Lies nannte Zahlen. „Die Senkung der Hoteliersteuer, der die Landesregierung zugestimmt hat, kostet Niedersachsen jährlich 130 Millionen Euro. Zu Zeiten von Kohl und Genscher lag der Spitzensteuersatz bei 53 Prozent. Jetzt beträgt er 42 Prozent. Wenn wir ihn auf 49 Prozent anheben, bringt das dem Land 210 Millionen Euro jährlich.“ Und zehn Prozent der Menschen in Deutschland besäßen 70 Prozent des Vermögens. „Wenn wir den Zuwachs und sehr große Erbschaften besteuern würden, brächte das pro Jahr 1.5 Milliarden Euro.“ Schließlich: der Mindestlohn. Der würde laut Lies nicht nur den Menschen direkt nützen, sondern auch dem Landeshaushalt pro Jahr zusätzliche 1,5 Milliarden Euro einbringen.

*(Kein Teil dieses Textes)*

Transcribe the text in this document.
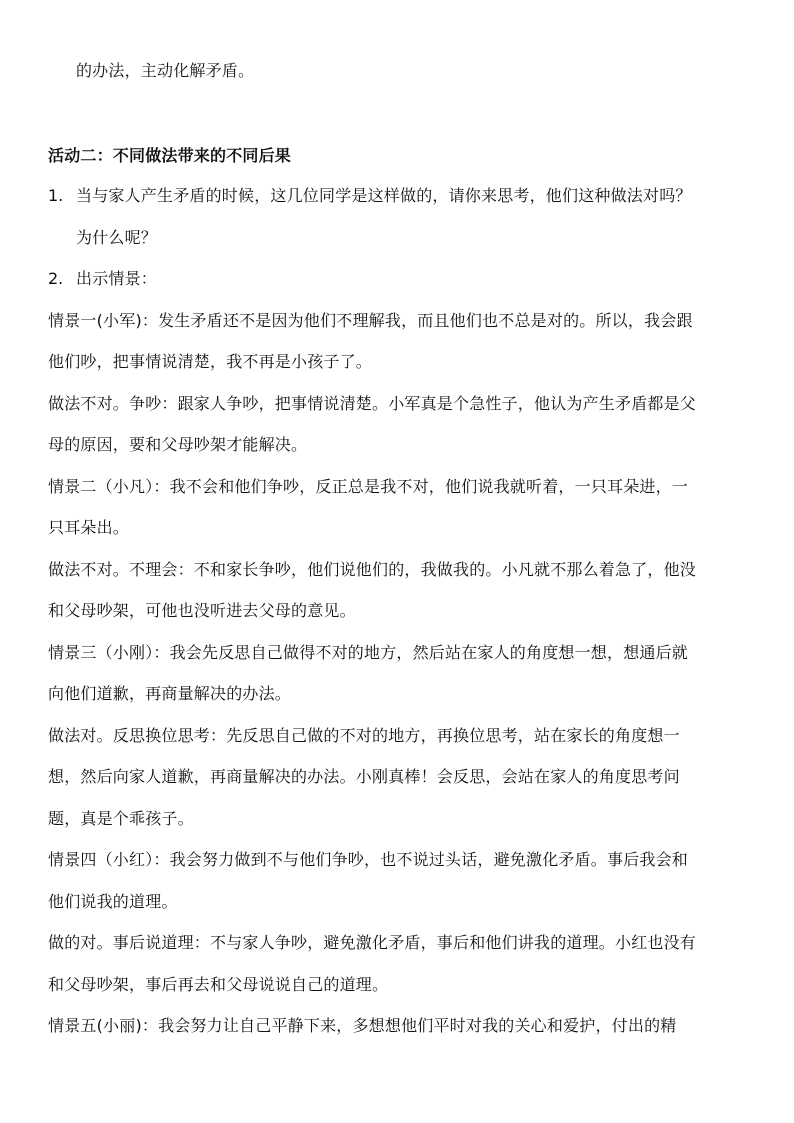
的办法，主动化解矛盾。
活动二：不同做法带来的不同后果
1. 当与家人产生矛盾的时候，这几位同学是这样做的，请你来思考，他们这种做法对吗？
为什么呢？
2. 出示情景：
情景一(小军)：发生矛盾还不是因为他们不理解我，而且他们也不总是对的。所以，我会跟
他们吵，把事情说清楚，我不再是小孩子了。
做法不对。争吵：跟家人争吵，把事情说清楚。小军真是个急性子，他认为产生矛盾都是父
母的原因，要和父母吵架才能解决。
情景二（小凡）：我不会和他们争吵，反正总是我不对，他们说我就听着，一只耳朵进，一
只耳朵出。
做法不对。不理会：不和家长争吵，他们说他们的，我做我的。小凡就不那么着急了，他没
和父母吵架，可他也没听进去父母的意见。
情景三（小刚）：我会先反思自己做得不对的地方，然后站在家人的角度想一想，想通后就
向他们道歉，再商量解决的办法。
做法对。反思换位思考：先反思自己做的不对的地方，再换位思考，站在家长的角度想一
想，然后向家人道歉，再商量解决的办法。小刚真棒！会反思，会站在家人的角度思考问
题，真是个乖孩子。
情景四（小红）：我会努力做到不与他们争吵，也不说过头话，避免激化矛盾。事后我会和
他们说我的道理。
做的对。事后说道理：不与家人争吵，避免激化矛盾，事后和他们讲我的道理。小红也没有
和父母吵架，事后再去和父母说说自己的道理。
情景五(小丽)：我会努力让自己平静下来，多想想他们平时对我的关心和爱护，付出的精
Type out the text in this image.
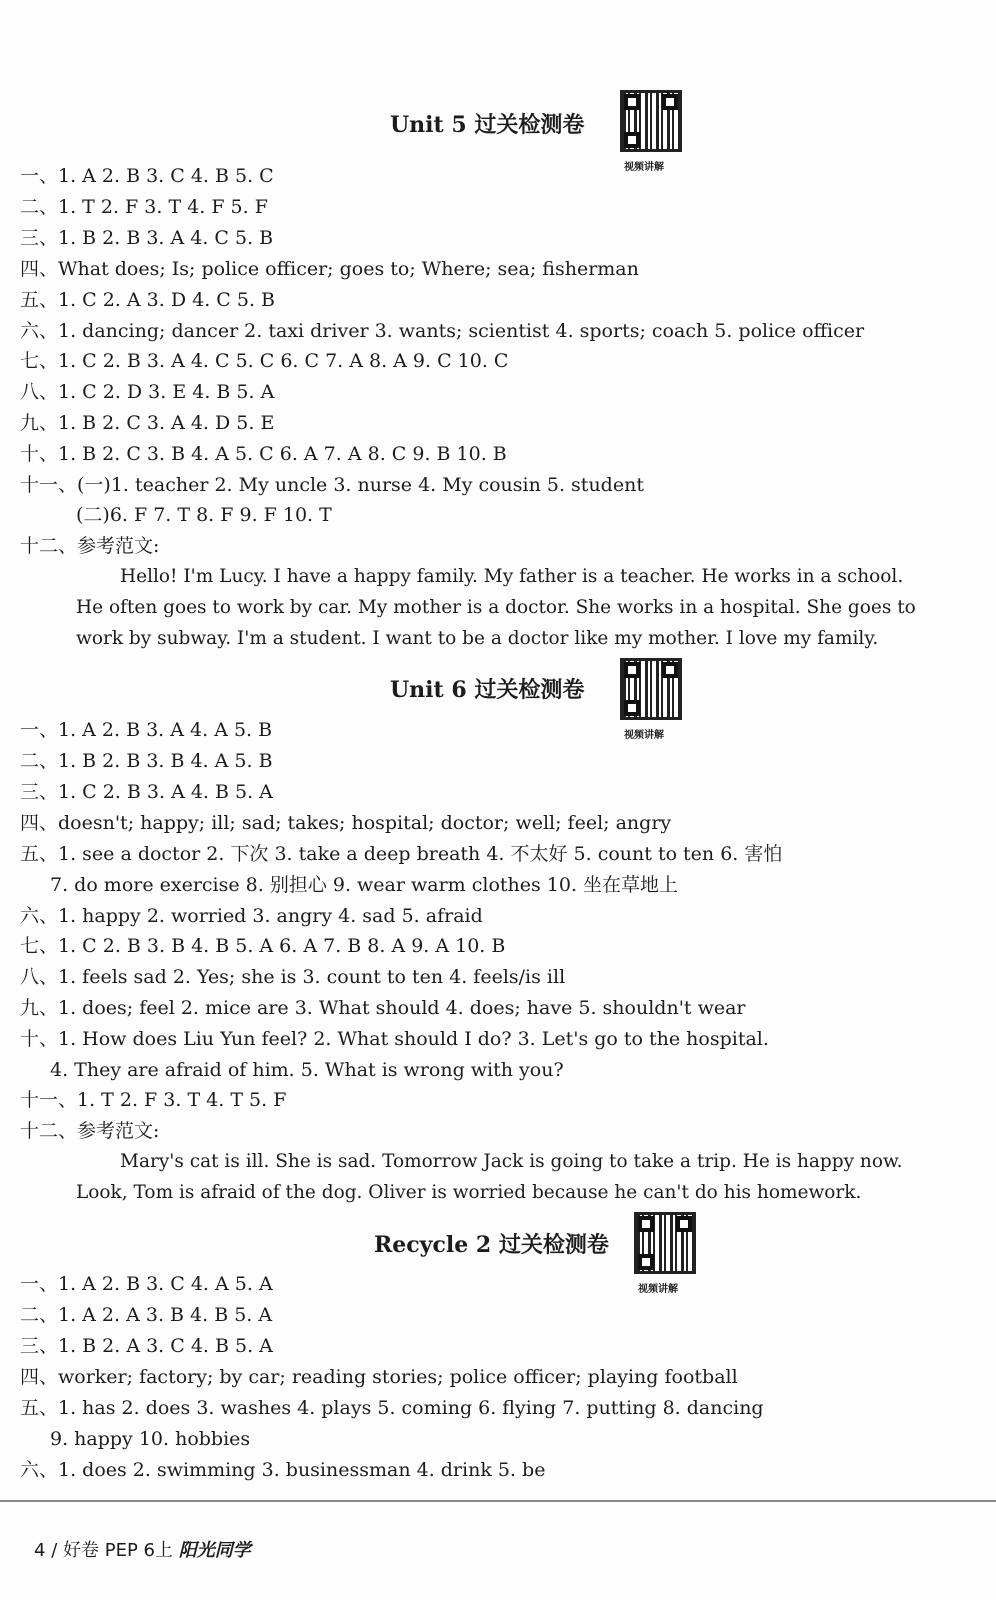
Unit 5 过关检测卷
视频讲解
一、1. A 2. B 3. C 4. B 5. C
二、1. T 2. F 3. T 4. F 5. F
三、1. B 2. B 3. A 4. C 5. B
四、What does; Is; police officer; goes to; Where; sea; fisherman
五、1. C 2. A 3. D 4. C 5. B
六、1. dancing; dancer 2. taxi driver 3. wants; scientist 4. sports; coach 5. police officer
七、1. C 2. B 3. A 4. C 5. C 6. C 7. A 8. A 9. C 10. C
八、1. C 2. D 3. E 4. B 5. A
九、1. B 2. C 3. A 4. D 5. E
十、1. B 2. C 3. B 4. A 5. C 6. A 7. A 8. C 9. B 10. B
十一、(一)1. teacher 2. My uncle 3. nurse 4. My cousin 5. student
(二)6. F 7. T 8. F 9. F 10. T
十二、参考范文:
Hello! I'm Lucy. I have a happy family. My father is a teacher. He works in a school.
He often goes to work by car. My mother is a doctor. She works in a hospital. She goes to
work by subway. I'm a student. I want to be a doctor like my mother. I love my family.
Unit 6 过关检测卷
视频讲解
一、1. A 2. B 3. A 4. A 5. B
二、1. B 2. B 3. B 4. A 5. B
三、1. C 2. B 3. A 4. B 5. A
四、doesn't; happy; ill; sad; takes; hospital; doctor; well; feel; angry
五、1. see a doctor 2. 下次 3. take a deep breath 4. 不太好 5. count to ten 6. 害怕
7. do more exercise 8. 别担心 9. wear warm clothes 10. 坐在草地上
六、1. happy 2. worried 3. angry 4. sad 5. afraid
七、1. C 2. B 3. B 4. B 5. A 6. A 7. B 8. A 9. A 10. B
八、1. feels sad 2. Yes; she is 3. count to ten 4. feels/is ill
九、1. does; feel 2. mice are 3. What should 4. does; have 5. shouldn't wear
十、1. How does Liu Yun feel? 2. What should I do? 3. Let's go to the hospital.
4. They are afraid of him. 5. What is wrong with you?
十一、1. T 2. F 3. T 4. T 5. F
十二、参考范文:
Mary's cat is ill. She is sad. Tomorrow Jack is going to take a trip. He is happy now.
Look, Tom is afraid of the dog. Oliver is worried because he can't do his homework.
Recycle 2 过关检测卷
视频讲解
一、1. A 2. B 3. C 4. A 5. A
二、1. A 2. A 3. B 4. B 5. A
三、1. B 2. A 3. C 4. B 5. A
四、worker; factory; by car; reading stories; police officer; playing football
五、1. has 2. does 3. washes 4. plays 5. coming 6. flying 7. putting 8. dancing
9. happy 10. hobbies
六、1. does 2. swimming 3. businessman 4. drink 5. be
4 / 好卷 PEP 6上 阳光同学
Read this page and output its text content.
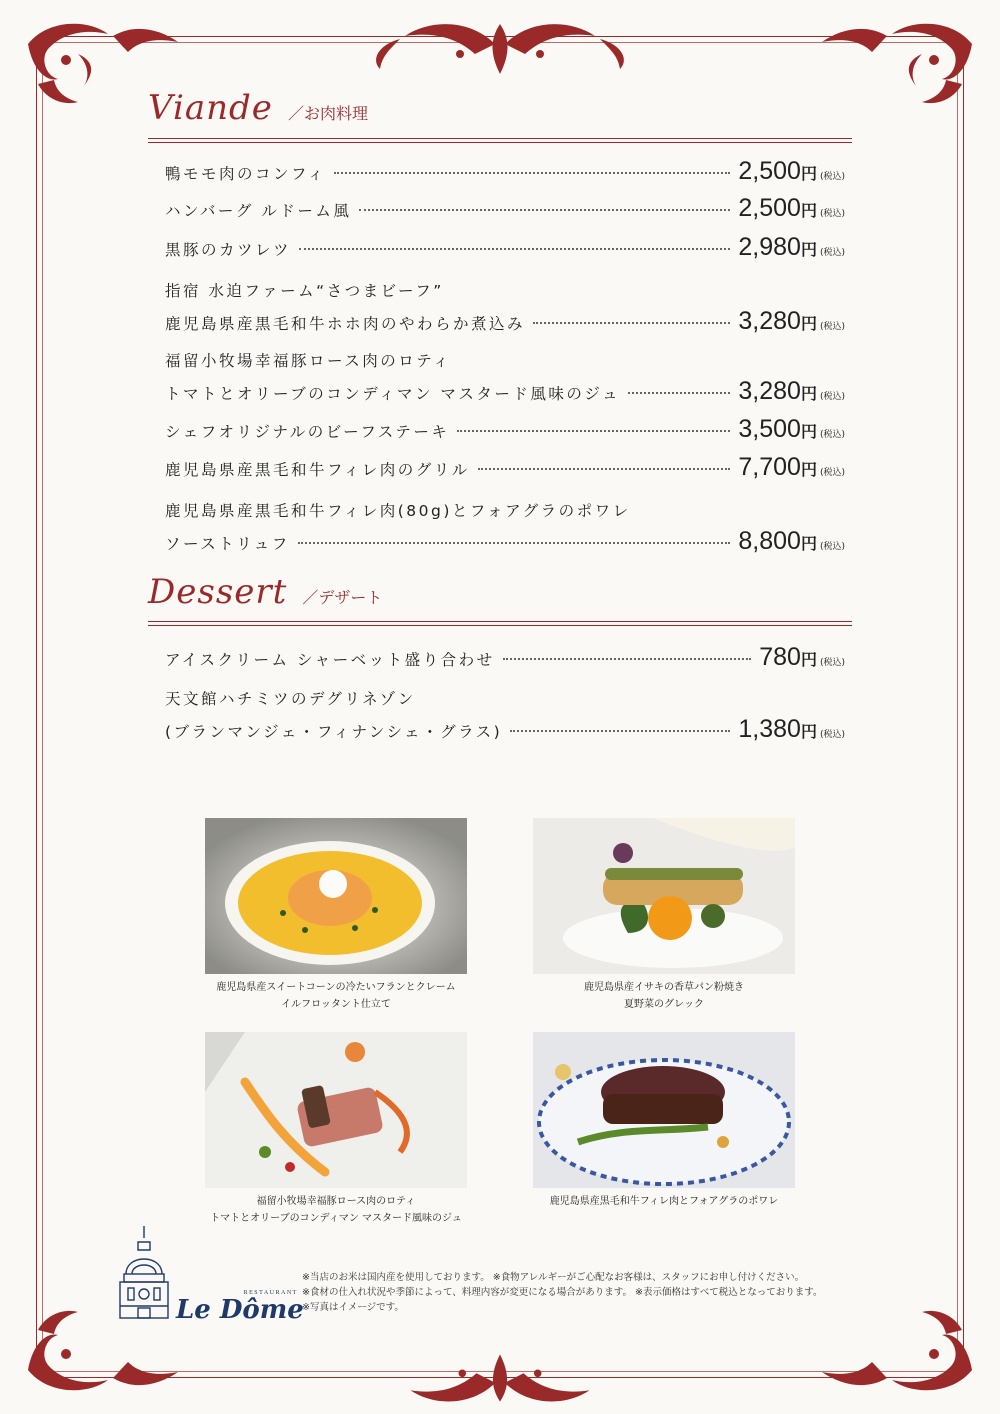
Viande ／お肉料理
鴨モモ肉のコンフィ	2,500円 (税込)
ハンバーグ ルドーム風	2,500円 (税込)
黒豚のカツレツ	2,980円 (税込)
指宿 水迫ファーム“さつまビーフ”
鹿児島県産黒毛和牛ホホ肉のやわらか煮込み	3,280円 (税込)
福留小牧場幸福豚ロース肉のロティ
トマトとオリーブのコンディマン マスタード風味のジュ	3,280円 (税込)
シェフオリジナルのビーフステーキ	3,500円 (税込)
鹿児島県産黒毛和牛フィレ肉のグリル	7,700円 (税込)
鹿児島県産黒毛和牛フィレ肉(80g)とフォアグラのポワレ
ソーストリュフ	8,800円 (税込)
Dessert ／デザート
アイスクリーム シャーベット盛り合わせ	780円 (税込)
天文館ハチミツのデグリネゾン
(ブランマンジェ・フィナンシェ・グラス)	1,380円 (税込)
鹿児島県産スイートコーンの冷たいフランとクレーム
イルフロッタント仕立て
鹿児島県産イサキの香草パン粉焼き
夏野菜のグレック
福留小牧場幸福豚ロース肉のロティ
トマトとオリーブのコンディマン マスタード風味のジュ
鹿児島県産黒毛和牛フィレ肉とフォアグラのポワレ
RESTAURANT
Le Dôme
※当店のお米は国内産を使用しております。 ※食物アレルギーがご心配なお客様は、スタッフにお申し付けください。
※食材の仕入れ状況や季節によって、料理内容が変更になる場合があります。 ※表示価格はすべて税込となっております。
※写真はイメージです。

Die guten Nachrichten vom Arbeitsmarkt seien geschönt, sagte Lies „In Wirklichkeit sind 4,2 Millionen Menschen ohne Arbeit. Denn dazu gehören doch auch alle diejenigen, die in einer Maßnahme stecken und deshalb aus der Statistik fallen. Wir müssen aufhören, uns zu belügen“, forderte er. Bezogen auf Niedersachsen stünden 400.000 Menschen ohne Arbeit gerade einmal 50.000 offenen Stellen gegenüber. Ein Verhältnis von eins zu acht.
 

Außer dem Niedriglohnsektor geißelte der Friese die grassierende Leiharbeit. Selbstkritisch merkte er an: „Wir müssen das, was wir in der Regierung falsch gemacht haben, wieder zurückholen. Die Tür, die wir damals einen Spalt geöffnet haben, wurde inzwischen ganz aufgestoßen.“ Übrigens: Damit junge Menschen wagten, Kinder in die Welt zu setzen, brauche es mehr als nur Krippenplätze – nämlich auch Sicherheit durch unbefristete Arbeit.

Im Anschluss an die Rede von Olaf Lies standen etliche Wahlen zu Parteiämtern an. Dabei wurden außer Borngräber als Kreisvorsitzender auch seine Mitstreiter im geschäftsführenden Vorstand für weitere zwei Jahre bestätigt: Ute Gudella-de Graf (Zeven) und Angelika Dorsch (Scheeßel) als Stellvertreterinnen, Klaus-Dieter Klotz (Sottrum) als Kassierer und Gisela Dettmer (Visselhövede) als Schriftführerin. Beisitzer sind Torsten Burmester (Visselhövede), Jan Flacke (Jusos, Sittensen), Frank Grafe (Rotenburg), Heinz Carlsson (Lauenbrück), Holger Bosse (Zeven) und Guido Löbbering (Sittensen).